The chief premise of the Dawkins case then was that we should never believe in anything (viz the existence of God) for which we do not have factual evidence. So I asked him if he believed that it was wrong to hurt people unnecessarily. And, of course, he replied that he did. I then asked him what his evidence was for that belief: a question to which there can be no answer because beliefs of this kind are not based on "evidence".

The professor did not take this conundrum well. In fact, he exploded into vituperation on air and later attacked me in print for my impertinence. What he and his apostles (sorry, comrades-in-arms) seem not to recognise is the failure of imagination - the crass philistinism - of a position that fails to appreciate the significance of those kinds of belief that do not rest on empirical evidence but which are still central to human experience. To be so dismissive of, or incurious about, such beliefs - this capacity to envisage, or to long for, a transcendent explanation of our condition, which has been a feature of virtually every civilisation that has survived long enough to be recorded - is a very odd kind of obtuseness in people who clearly see themselves as possessing superior intelligence. Do they really not understand what it is that it is so unsatisfactory about "scientific" accounts which reduce life to the ticking over of sensory apparatus?

If the question "why?" (as opposed to "how?") is so nonsensical, how is it that virtually all peoples everywhere have been compelled to ask it, and why is there still so much outrage when it is treated with contempt? Indeed, the anger expressed last week - which cut across ethnic and sectarian lines - against the smug anti-religion brigade was quite startling.

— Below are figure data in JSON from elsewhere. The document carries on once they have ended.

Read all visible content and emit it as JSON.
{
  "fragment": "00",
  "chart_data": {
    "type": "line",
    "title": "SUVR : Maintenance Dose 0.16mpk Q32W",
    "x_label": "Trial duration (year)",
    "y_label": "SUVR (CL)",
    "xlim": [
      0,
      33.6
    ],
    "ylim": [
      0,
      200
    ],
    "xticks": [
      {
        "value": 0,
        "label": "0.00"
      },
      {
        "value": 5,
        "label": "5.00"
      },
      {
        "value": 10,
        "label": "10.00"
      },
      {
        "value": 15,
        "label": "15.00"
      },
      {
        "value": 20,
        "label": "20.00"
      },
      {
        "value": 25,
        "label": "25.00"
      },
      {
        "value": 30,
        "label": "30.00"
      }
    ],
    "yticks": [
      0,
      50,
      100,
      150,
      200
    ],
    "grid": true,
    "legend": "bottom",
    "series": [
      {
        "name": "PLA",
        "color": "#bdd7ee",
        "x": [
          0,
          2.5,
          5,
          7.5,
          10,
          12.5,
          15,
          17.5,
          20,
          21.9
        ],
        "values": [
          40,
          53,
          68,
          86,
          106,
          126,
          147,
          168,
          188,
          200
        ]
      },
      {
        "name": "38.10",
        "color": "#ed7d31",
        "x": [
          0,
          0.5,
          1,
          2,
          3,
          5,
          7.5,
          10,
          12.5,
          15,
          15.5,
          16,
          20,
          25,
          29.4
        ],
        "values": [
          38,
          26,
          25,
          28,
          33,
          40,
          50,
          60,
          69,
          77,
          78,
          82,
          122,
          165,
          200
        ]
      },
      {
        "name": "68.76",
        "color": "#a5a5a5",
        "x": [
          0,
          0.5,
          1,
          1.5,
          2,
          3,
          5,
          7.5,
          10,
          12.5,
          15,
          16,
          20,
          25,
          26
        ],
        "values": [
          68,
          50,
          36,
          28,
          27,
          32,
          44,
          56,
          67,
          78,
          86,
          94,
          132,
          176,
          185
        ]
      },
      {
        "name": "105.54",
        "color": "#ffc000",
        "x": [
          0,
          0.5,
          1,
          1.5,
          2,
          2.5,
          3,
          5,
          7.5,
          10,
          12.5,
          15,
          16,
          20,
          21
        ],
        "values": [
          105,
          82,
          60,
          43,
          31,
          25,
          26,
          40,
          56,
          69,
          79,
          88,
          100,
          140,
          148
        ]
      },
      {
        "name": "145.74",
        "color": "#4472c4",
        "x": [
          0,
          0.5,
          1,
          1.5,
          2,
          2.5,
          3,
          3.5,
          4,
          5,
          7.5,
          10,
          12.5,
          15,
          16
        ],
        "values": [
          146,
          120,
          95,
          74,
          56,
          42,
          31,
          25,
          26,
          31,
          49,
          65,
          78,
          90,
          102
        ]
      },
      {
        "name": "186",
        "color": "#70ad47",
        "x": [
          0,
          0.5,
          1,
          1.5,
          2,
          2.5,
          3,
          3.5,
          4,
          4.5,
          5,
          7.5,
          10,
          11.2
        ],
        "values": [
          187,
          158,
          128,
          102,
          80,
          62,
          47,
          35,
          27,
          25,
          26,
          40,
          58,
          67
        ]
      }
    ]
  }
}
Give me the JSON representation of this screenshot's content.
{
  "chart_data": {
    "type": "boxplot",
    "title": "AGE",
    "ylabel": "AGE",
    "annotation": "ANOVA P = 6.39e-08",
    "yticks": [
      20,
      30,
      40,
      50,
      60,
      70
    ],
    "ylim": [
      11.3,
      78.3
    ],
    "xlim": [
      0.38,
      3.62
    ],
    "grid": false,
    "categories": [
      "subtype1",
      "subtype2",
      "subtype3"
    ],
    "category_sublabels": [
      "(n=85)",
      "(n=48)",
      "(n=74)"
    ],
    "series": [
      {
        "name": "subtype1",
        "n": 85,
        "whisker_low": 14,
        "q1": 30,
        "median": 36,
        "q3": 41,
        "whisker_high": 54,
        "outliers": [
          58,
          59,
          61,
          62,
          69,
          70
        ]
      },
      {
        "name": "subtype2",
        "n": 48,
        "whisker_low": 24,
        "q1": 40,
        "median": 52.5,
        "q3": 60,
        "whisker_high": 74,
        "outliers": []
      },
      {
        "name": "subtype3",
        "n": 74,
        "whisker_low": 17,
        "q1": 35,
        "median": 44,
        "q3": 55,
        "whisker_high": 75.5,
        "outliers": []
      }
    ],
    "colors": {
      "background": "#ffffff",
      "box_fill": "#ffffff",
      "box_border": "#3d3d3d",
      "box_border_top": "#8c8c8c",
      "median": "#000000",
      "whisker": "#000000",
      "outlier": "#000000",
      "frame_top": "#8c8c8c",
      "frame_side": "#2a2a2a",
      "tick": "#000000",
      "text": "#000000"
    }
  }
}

By the time Lord Phillips of Equality came on the scene with his ill-judged condemnation of Catholic adoption agencies and his insistence that Christian observance was morally equivalent to the imposition of sharia law, the defence of religion had well and truly got itself organised. The routing of the Dawkins army had been so unexpectedly successful - and so genuinely multicultural in the true sense of the word - that Mr Phillips's uninformed denunciation was swept away in a confident fusillade of contempt ("deeply illiberal", "intolerant", "a totalitarian view of society"). Most to the point was the comment that he had failed to "understand the nature of faith". It is that incomprehension which is perhaps the weakest element in the scientific rationalist atheist case.

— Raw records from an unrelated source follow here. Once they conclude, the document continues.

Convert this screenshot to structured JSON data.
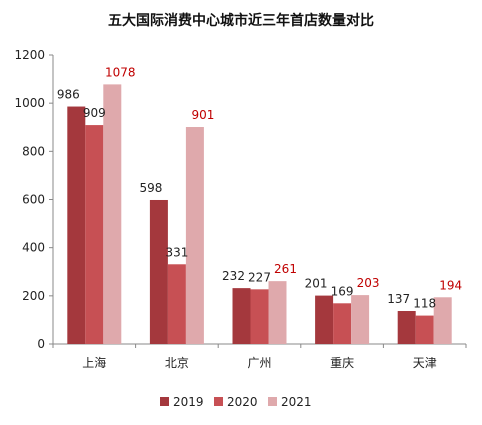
{
  "chart_data": {
    "type": "bar",
    "title": "五大国际消费中心城市近三年首店数量对比",
    "categories": [
      "上海",
      "北京",
      "广州",
      "重庆",
      "天津"
    ],
    "series": [
      {
        "name": "2019",
        "values": [
          986,
          598,
          232,
          201,
          137
        ],
        "color": "#A4383D",
        "label_color": "#222222"
      },
      {
        "name": "2020",
        "values": [
          909,
          331,
          227,
          169,
          118
        ],
        "color": "#C75054",
        "label_color": "#222222"
      },
      {
        "name": "2021",
        "values": [
          1078,
          901,
          261,
          203,
          194
        ],
        "color": "#DFA9AC",
        "label_color": "#C00000"
      }
    ],
    "ylim": [
      0,
      1200
    ],
    "yticks": [
      0,
      200,
      400,
      600,
      800,
      1000,
      1200
    ],
    "xlabel": "",
    "ylabel": "",
    "grid": false,
    "legend_position": "bottom"
  }
}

There are hugely difficult questions to be put to religion which are of much more searing importance than flat-footed demands for "factual evidence" of God's existence. To the conscientious believer, the problem of evil is far more disturbing - because it challenges faith from within its own terms. In Dostoevsky's great novel The Brothers Karamazov, Ivan challenges his younger brother Alyosha, who is training to be a monk, to say that had he (Alyosha) been the architect of the universe, he would have designed it in such a way as to involve the torture of children. The kindly and devout Alyosha is struck dumb - unable to accept, as Ivan is not, the paradox of a benevolent deity who permits the suffering of innocents.

That dilemma, so agonisingly described by Ivan Karamazov (who says ironically that he "does not reject God [but rather] God's world"), of having to reconcile the prevalence of evil with a belief in the existence of an omniscient God who loves the world he has created, is at the heart of conscientious doubt . Interestingly, it is a question that is asked more by the believer - or the would-be believer - than by the facile atheist who prefers to talk of religious questions as if they could be settled in the laboratory.

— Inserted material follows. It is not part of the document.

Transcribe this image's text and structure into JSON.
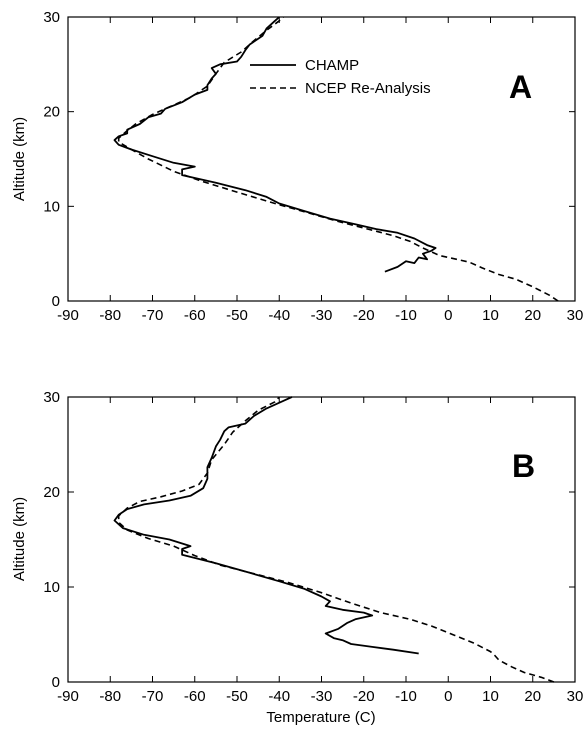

But if Ivan's child torturers constitute an unanswerable obstacle to belief, then his own and his brother's response to them is the most difficult challenge for unbelief. Why do they, and we, feel such unbearable compassion even for those unknown to us - even, indeed, for hypothetical tortured children who have been invented for the purpose of argument? Why is sympathy, and revulsion at the pain of others, such a characteristic feature of our condition that it is actually called "humanity" and its lapses regarded as "inhuman"? Presumably, the Dawkins lobby would say it arose from the need to preserve our collective genes. What an impoverished view of life and its moral complexity, that is.